Präsentiert wurden Verbesserungen in allen Details, aber das nächste große Ding? … war einzig und allein der Verkaufspreis. Irgendwie, so scheint es wohl, hat sich die Smartphone-Welt daran gewöhnt, dass eine Modellpflege bei Apple ganz konsequent zur Pflege der Modelle gedacht ist. Und wie immer auch zur Veredlung der Preise.

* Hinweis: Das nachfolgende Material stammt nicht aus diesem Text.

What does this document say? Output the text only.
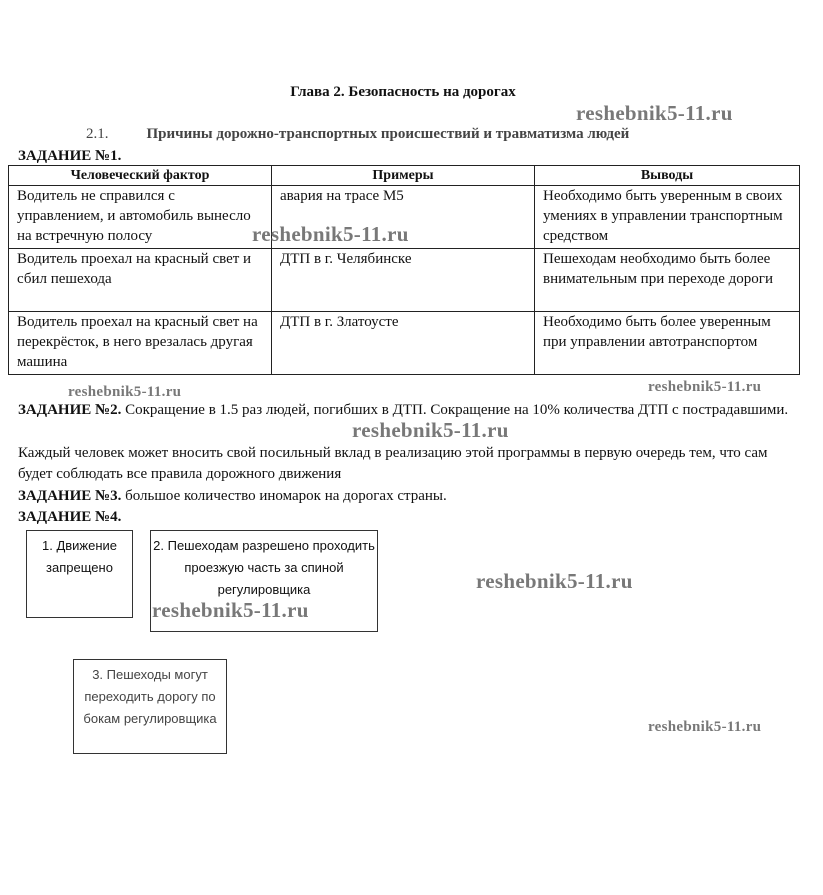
Глава 2. Безопасность на дорогах
2.1.	Причины дорожно-транспортных происшествий и травматизма людей
ЗАДАНИЕ №1.
Человеческий фактор	Примеры	Выводы
Водитель не справился с управлением, и автомобиль вынесло на встречную полосу	авария на трасе М5	Необходимо быть уверенным в своих умениях в управлении транспортным средством
Водитель проехал на красный свет и сбил пешехода	ДТП в г. Челябинске	Пешеходам необходимо быть более внимательным при переходе дороги
Водитель проехал на красный свет на перекрёсток, в него врезалась другая машина	ДТП в г. Златоусте	Необходимо быть более уверенным при управлении автотранспортом
ЗАДАНИЕ №2. Сокращение в 1.5 раз людей, погибших в ДТП. Сокращение на 10% количества ДТП с пострадавшими.
Каждый человек может вносить свой посильный вклад в реализацию этой программы в первую очередь тем, что сам будет соблюдать все правила дорожного движения
ЗАДАНИЕ №3. большое количество иномарок на дорогах страны.
ЗАДАНИЕ №4.
1. Движение запрещено
2. Пешеходам разрешено проходить проезжую часть за спиной регулировщика
3. Пешеходы могут переходить дорогу по бокам регулировщика
reshebnik5-11.ru
reshebnik5-11.ru
reshebnik5-11.ru	reshebnik5-11.ru
reshebnik5-11.ru
reshebnik5-11.ru
reshebnik5-11.ru
reshebnik5-11.ru
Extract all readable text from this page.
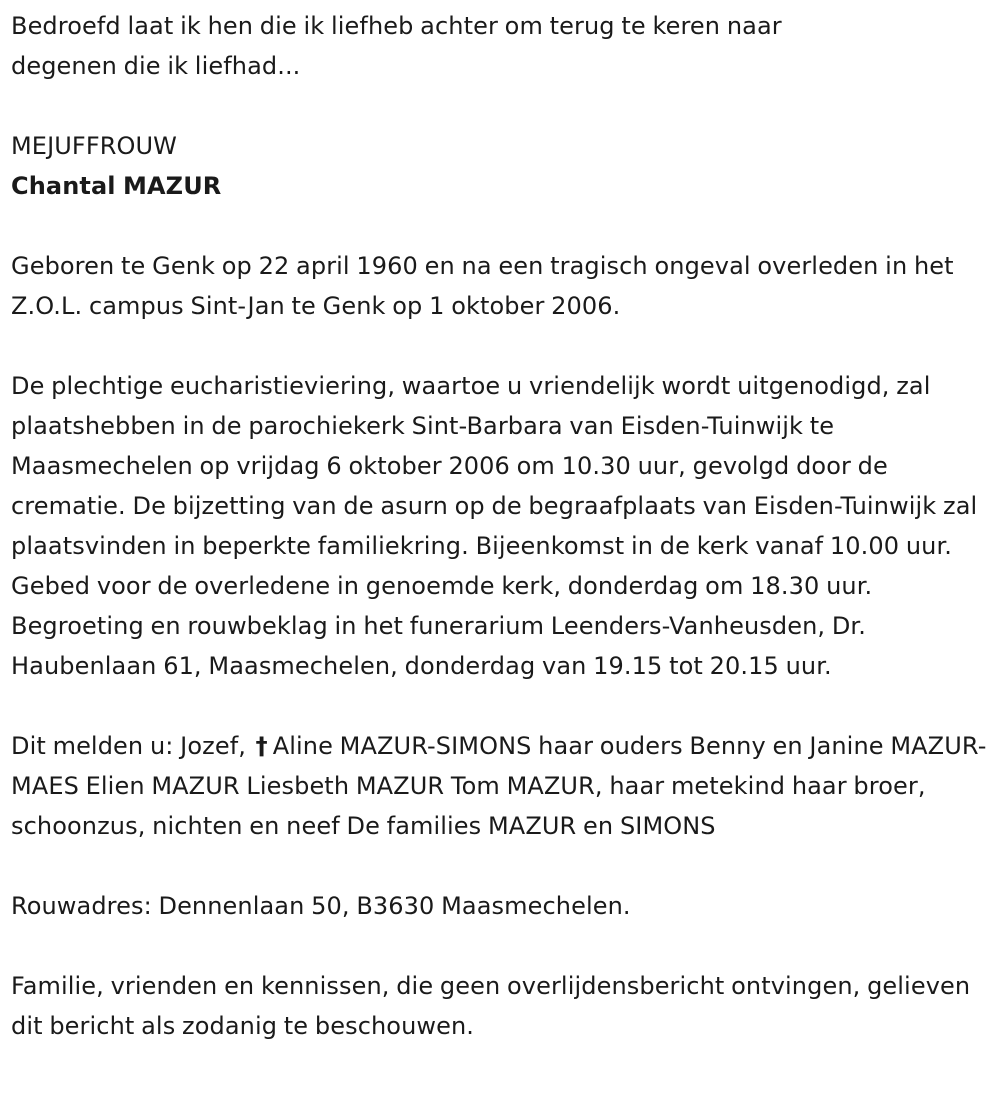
Bedroefd laat ik hen die ik liefheb achter om terug te keren naar

degenen die ik liefhad...

MEJUFFROUW

Chantal MAZUR

Geboren te Genk op 22 april 1960 en na een tragisch ongeval overleden in het Z.O.L. campus Sint-Jan te Genk op 1 oktober 2006.

De plechtige eucharistieviering, waartoe u vriendelijk wordt uitgenodigd, zal plaatshebben in de parochiekerk Sint-Barbara van Eisden-Tuinwijk te Maasmechelen op vrijdag 6 oktober 2006 om 10.30 uur, gevolgd door de crematie. De bijzetting van de asurn op de begraafplaats van Eisden-Tuinwijk zal plaatsvinden in beperkte familiekring. Bijeenkomst in de kerk vanaf 10.00 uur. Gebed voor de overledene in genoemde kerk, donderdag om 18.30 uur. Begroeting en rouwbeklag in het funerarium Leenders-Vanheusden, Dr. Haubenlaan 61, Maasmechelen, donderdag van 19.15 tot 20.15 uur.

Dit melden u: Jozef, † Aline MAZUR-SIMONS haar ouders Benny en Janine MAZUR-MAES Elien MAZUR Liesbeth MAZUR Tom MAZUR, haar metekind haar broer, schoonzus, nichten en neef De families MAZUR en SIMONS

Rouwadres: Dennenlaan 50, B3630 Maasmechelen.

Familie, vrienden en kennissen, die geen overlijdensbericht ontvingen, gelieven dit bericht als zodanig te beschouwen.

Nein, das hier soll kein Apple-Bashing-Beitrag werden! Wir versuchen einen anderen Blick auf das Herbst-Spektakel des kalifornischen Big Players zu werfen, das traditionell die Mobilfunk- und Netzgemeinde in zwei Lager spaltet. Aber: erst einmal der Reihe nach.

Zwei Apple-Flops

TV-Moderator Christian Spanik war es, der Mitte der 1980er-Jahre im Silicon Valley stand und dieses ominöse Gerät namens „Newton“ vorstellte, das die Handschrift umwandeln und tatsächlich Faxe versenden konnte – nicht nur so groß wie ein Notizblock, sondern derart riesig und schwer, dass viele sich die Frage stellten, ob man dafür extra verstärkte Jeanstaschen haben müsste.

(C) YouTube / Digisaurier

„Bei diesem Vorführgerät nicht wirklich“, erinnert sich Digisaurier Christian Spanik, „denn das Teil war nur ein Mockup, also gar kein echtes Gerät – die eigentliche Power steckte in zwei McIntosh-Rechnern links und rechts von einem Panel, auf dem die Demo lief“. Und selbst die war eine Enttäuschung: „Meine Handschrift wurde gar nicht erkannt, ebenso wenig wie die einer Kollegin, die eine besonders schöne Schrift hatte. Also, wie sollte das dann in einem kleinen Plastikgehäuse gehen, wo deutlich weniger Technik und Rechenpower drin sein würde?“

Die wichtigere Frage aber lautete: Warum präsentierte Apple den Newton so früh und so unausgereift? „Ich traf einige Tage später jemanden aus dem Entwicklerteam“, erzählt Christian. „Der Mitarbeiter sagte relativ deutlich, was Sache war – nämlich dass sie eigentlich noch gar nicht so weit sind, das Gerät auf den Markt zu bringen, dass aber John Sculley, damals Apple-CEO, unglaublich wild darauf war, es zur großen Messe zu präsentieren. Am Ende war der Newton einer der ganz großen Flops bei Apple.“

Mac und Windows waren nur „geklaut“

„Lisa“ ist noch so ein Flop, auf den Apple nicht gerne zurückschaut. Ob es eher als Hohn oder doch als Ehrung gedacht war, dass Apple einem Produkt, das allen Ernstes von der Idee einer verdienten Wissenschaftlerin abgekupfert war, einen weiblichen Namen gab, sei jetzt mal dahingestellt.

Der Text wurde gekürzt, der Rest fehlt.